То, что Наташа была красива в этом своем наряде; то, что она производила на всех впечатление и к ней подходили и улыбались ей; то, что самому Арсению всегда нравилось в ней — ее умение держаться и говорить, — складывалось теперь в нем в одно счастливое понятие, что он дал ей возможность быть такой. И он был рад, что он мог для нее сделать это. Ее природная красота и красота, стоившая ему денег, которые он не задумываясь тратил на нее, — все это, сложенное вместе, как раз и составляло для него ту бесценную ценность, какою он обладал. И ценность эта была так дорога ему, что когда теперь Наташа вместе с Марией Павловной отходили от него, он смотрел на жену с тем беспокойством, как будто ее хотели отнять у него. «Может быть, я ревную ее? — подумал он. — Но к кому?
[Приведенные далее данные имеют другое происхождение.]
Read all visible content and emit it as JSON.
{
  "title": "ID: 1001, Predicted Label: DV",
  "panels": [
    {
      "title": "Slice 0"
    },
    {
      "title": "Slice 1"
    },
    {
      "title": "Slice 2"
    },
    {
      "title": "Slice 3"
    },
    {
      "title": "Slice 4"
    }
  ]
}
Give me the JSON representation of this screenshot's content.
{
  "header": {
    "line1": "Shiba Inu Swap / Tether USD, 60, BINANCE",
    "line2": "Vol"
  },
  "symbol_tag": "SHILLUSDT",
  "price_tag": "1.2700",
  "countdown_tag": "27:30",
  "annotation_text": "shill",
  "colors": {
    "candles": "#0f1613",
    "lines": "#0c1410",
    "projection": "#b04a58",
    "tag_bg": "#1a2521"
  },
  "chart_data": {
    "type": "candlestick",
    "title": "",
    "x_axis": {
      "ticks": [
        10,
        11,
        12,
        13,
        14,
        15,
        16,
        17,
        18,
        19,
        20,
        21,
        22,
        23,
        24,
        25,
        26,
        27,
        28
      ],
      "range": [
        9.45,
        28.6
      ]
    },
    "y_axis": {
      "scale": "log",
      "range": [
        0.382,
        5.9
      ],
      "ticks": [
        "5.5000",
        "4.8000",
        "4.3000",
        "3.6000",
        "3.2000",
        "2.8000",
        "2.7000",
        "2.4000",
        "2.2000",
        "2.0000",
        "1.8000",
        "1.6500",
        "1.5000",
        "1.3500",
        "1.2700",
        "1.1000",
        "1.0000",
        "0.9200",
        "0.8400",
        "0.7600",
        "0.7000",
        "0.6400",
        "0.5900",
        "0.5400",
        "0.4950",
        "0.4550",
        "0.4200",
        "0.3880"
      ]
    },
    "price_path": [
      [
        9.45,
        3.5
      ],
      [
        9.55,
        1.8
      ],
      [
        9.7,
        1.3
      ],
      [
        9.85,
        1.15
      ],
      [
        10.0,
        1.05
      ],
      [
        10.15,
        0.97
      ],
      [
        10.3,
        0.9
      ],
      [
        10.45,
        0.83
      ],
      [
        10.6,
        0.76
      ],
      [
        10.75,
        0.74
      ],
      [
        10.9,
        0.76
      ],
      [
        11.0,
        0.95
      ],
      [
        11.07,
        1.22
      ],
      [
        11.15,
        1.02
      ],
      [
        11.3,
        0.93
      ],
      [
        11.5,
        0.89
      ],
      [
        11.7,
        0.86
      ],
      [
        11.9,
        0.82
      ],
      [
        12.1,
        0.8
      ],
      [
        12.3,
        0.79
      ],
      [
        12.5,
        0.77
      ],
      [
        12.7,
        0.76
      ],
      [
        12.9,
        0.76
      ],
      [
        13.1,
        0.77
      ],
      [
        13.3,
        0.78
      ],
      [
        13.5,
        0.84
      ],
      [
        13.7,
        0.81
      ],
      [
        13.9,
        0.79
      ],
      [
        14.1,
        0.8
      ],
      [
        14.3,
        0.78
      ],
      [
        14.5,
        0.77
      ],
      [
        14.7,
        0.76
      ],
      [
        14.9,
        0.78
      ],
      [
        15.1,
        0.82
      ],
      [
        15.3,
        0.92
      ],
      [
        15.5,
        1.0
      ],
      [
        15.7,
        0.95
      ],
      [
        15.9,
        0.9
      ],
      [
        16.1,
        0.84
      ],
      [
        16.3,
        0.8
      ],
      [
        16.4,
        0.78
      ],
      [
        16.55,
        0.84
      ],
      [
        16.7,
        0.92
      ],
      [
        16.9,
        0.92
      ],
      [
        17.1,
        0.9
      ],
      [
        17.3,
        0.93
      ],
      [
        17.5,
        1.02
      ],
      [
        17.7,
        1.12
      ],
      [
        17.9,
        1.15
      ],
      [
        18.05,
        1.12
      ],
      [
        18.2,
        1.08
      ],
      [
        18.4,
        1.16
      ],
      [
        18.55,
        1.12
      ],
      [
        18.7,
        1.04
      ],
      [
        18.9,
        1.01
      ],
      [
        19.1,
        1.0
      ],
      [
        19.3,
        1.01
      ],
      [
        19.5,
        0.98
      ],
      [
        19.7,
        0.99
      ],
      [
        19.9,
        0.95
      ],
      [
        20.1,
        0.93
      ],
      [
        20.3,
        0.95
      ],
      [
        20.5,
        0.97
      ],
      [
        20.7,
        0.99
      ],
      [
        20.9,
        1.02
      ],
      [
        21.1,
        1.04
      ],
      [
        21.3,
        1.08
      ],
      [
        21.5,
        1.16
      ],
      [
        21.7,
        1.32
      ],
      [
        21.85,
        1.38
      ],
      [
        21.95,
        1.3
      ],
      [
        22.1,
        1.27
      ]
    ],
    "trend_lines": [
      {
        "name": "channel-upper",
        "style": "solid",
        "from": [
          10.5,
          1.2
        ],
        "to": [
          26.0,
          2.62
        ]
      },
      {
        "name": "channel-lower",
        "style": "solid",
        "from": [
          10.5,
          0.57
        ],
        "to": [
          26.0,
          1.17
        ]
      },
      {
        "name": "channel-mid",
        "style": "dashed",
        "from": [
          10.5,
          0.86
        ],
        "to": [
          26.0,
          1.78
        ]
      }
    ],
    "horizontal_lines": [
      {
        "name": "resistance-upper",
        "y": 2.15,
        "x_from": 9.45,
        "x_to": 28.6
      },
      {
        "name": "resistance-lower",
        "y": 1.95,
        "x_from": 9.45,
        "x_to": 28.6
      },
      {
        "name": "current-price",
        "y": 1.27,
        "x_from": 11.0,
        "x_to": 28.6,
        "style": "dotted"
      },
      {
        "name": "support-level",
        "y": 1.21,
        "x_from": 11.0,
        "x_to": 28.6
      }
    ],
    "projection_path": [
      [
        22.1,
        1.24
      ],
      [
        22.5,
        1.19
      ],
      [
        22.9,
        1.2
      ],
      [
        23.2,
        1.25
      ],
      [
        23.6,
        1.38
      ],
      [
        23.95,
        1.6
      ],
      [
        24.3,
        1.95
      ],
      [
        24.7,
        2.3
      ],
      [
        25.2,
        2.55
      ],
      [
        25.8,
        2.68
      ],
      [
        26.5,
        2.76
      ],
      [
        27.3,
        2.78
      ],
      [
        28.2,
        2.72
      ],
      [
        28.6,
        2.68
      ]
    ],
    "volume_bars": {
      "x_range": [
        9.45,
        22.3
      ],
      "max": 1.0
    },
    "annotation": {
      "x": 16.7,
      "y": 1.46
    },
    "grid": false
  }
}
Да и глупо и нехорошо это». Но вместе с тем, как только Мария Павловна и Наташа слились с общей толпой вращавшихся вокруг центра людей, своими маленькими, круглыми и бесцветными, как они выглядели за толстыми стеклами очков, глазами Арсений торопливо принялся искать среди этой толпы того молодого человека с густыми и модно подбритыми висками — племянника профессора Лусо, который там, на вечере, то и дело странно оказывался возле Наташи. Арсений искал глазами Тимонина, о котором имел то свое определенное мнение, что считал его человеком дурным и опасным; и тем неприятнее было теперь думать, что этот профессорский племянник (этот человек с дурными намерениями) мог сейчас снова стоять рядом с его женой. «Нет, нет, зачем же я отпустил ее? Ей тоже должно быть неприятно э т о, надо пойти к ней и помочь ей», — продолжал думать он, отыскивая уже глазами Марию Павловну и Наташу. Он чувствовал, что в новую его жизнь (в его жизнь с Наташей) как будто вклинивалось что-то, что воспринималось им как роковая сила, заставившая когда-то отца его залезть под полку-нары; и точно так же, как он боялся всю жизнь этой силы и не знал, как противостоять ей, как и откуда возникала эта сила и с какой стороны могла придавить его; но он ясно пока видел, что сила эта была в Тимонине, и, невольно опять начиная искать его глазами, морщился от сознания, что сейчас увидит его. Он не знал, что Тимонина не было в театре, что он был далеко от Москвы, на пойменных лугах Мокши; но вечер для Арсения был уже испорчен этим — что он опасался каждую минуту увидеть его.